Radio Detection and Ranging or radar, very basically consists of a transmitter and receiver that are leveraged to detect the presence of an object through the measurements of range and angle. Primary surveillance radar (PSR) transmits high-frequency signals that reflect at the target. The received signals contain echoes of the original emitted signal—this way the ground station is able to determine the location of the target with the “passive echoes” it receives. Secondary surveillance radar (SSR) differs in that the receiver actively generates answer signals where the radar unit both transmits and receives high-frequency impulses. Currently, SSR systems are employed in air traffic control radar beacon systems (ATCRBS), traffic collision avoidance systems (TCAS), as well as in military electronic warfare (EW) support applications as identification friend or foe (IFF) technology where an aircraft is fitted with a “transponder” (transmitting responder) to send responses back to the ground-based “interrogator” with a coded reply signal. By necessity, this technology employs secondary radar as it requires a coded high-frequency transmit and response signal. The coded interrogation and reply signals operate in different modes depending upon the level of detail required in the response signals, commercial applications include modes A, B, C, D, and S where the military modes have the numerical designations from 1 to 5. In IFF applications, the ground station emits interrogation pulses at 1030 MHz and the transponder sends replies at 1090 MHz. The three-dimensional position is generally broken down from three coordinates: the range (distance), azimuth (direction or bearing), and the altitude (elevation). This request for information such as the position is encoded in the interrogation signal, the method for sending encoded interrogation signals out to a target is through the ‘monopulse’ technique.

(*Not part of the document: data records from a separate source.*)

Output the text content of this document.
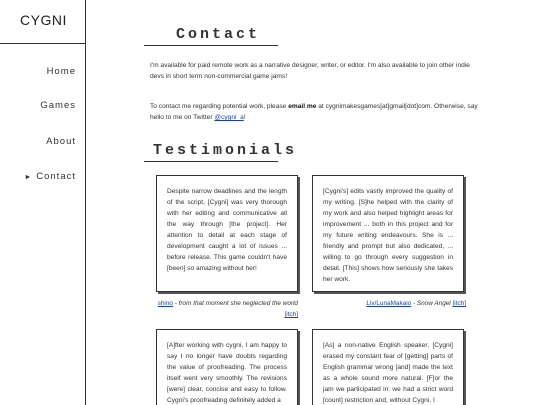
CYGNI
Home
Games
About
► Contact
Contact

I'm available for paid remote work as a narrative designer, writer, or editor. I'm also available to join other indie devs in short term non-commercial game jams!

To contact me regarding potential work, please email me at cygnimakesgames[at]gmail[dot]com. Otherwise, say hello to me on Twitter @cygni_a!

Testimonials
Despite narrow deadlines and the length of the script, [Cygni] was very thorough with her editing and communicative all the way through [the project]. Her attention to detail at each stage of development caught a lot of issues ... before release. This game couldn't have [been] so amazing without her!
[Cygni's] edits vastly improved the quality of my writing. [S]he helped with the clarity of my work and also helped highlight areas for improvement ... both in this project and for my future writing endeavours. She is ... friendly and prompt but also dedicated, ... willing to go through every suggestion in detail. [This] shows how seriously she takes her work.
shino - from that moment she neglected the world [itch]
Liv/LunaMakaio - Snow Angel [itch]
[A]fter working with cygni, I am happy to say I no longer have doubts regarding the value of proofreading. The process itself went very smoothly. The revisions [were] clear, concise and easy to follow. Cygni's proofreading definitely added a
[As] a non-native English speaker, [Cygni] erased my constant fear of [getting] parts of English grammar wrong [and] made the text as a whole sound more natural. [F]or the jam we participated in: we had a strict word [count] restriction and, without Cygni, I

In the monopulse method, the direction of the radiation of an antenna is represented through lobes, one directional antenna will give off a main beam, while multiple directional antennas can send a pulse simultaneously and give off multiple lobes of radiated energy. The beams then generate hybrid junctions or “sum” and “difference” patterns. By comparing relative strengths of the pulses, a transponder can gauge if the signal comes from the “main” lobe or “side” lobe. The first reply is received when the leading edge of the rotating antenna is noted, as the antenna continues, more replies are received.
In IFF, monopulse is typically leveraged for interrogation path side lobe suppression (ISLS) where the main beam establishes two interrogation pulses (P1 and P3) while the ISLS system inserts another ‘suppression pulse’ (P2). Typically P1 and P3 have pulse widths of 0.8us and are spaced 3us ,5 us, or 8us apart depending on the interrogation mode. The suppression pulse (P2) is spaced 2us after the leading edge of P1 and must be at least 9 dB below the amplitude of P1.
The ground station often consists of the PSR directional antenna and SSR omnidirectional antenna. The omnidirectional antenna is grouped as left and right antenna where each side connects to an RF switch to channel energy via a hybrid junction. The hybrid junction distributes the energy equally through to the radiators in the two sections of the antenna that combines/splits the signals into “sum” and “difference” channels to send and receive pulses despite noise caused by the environment/weather. The SSR antenna is normally mounted to the larger PSR antenna to point in the same direction as both antennas rotate to send out interrogation pulses.
The aircraft is outfitted with several antennas to detect and send active pulses back to the ground station. While the antenna placement depends on the type of aircraft, it is generally essential for the antenna patterns to provide enough coverage to be able to send and receive interrogations while doing maneuvers. The transponder is accessed via a console in the pilot’s control panel to communicate with interrogations coming from the ground station.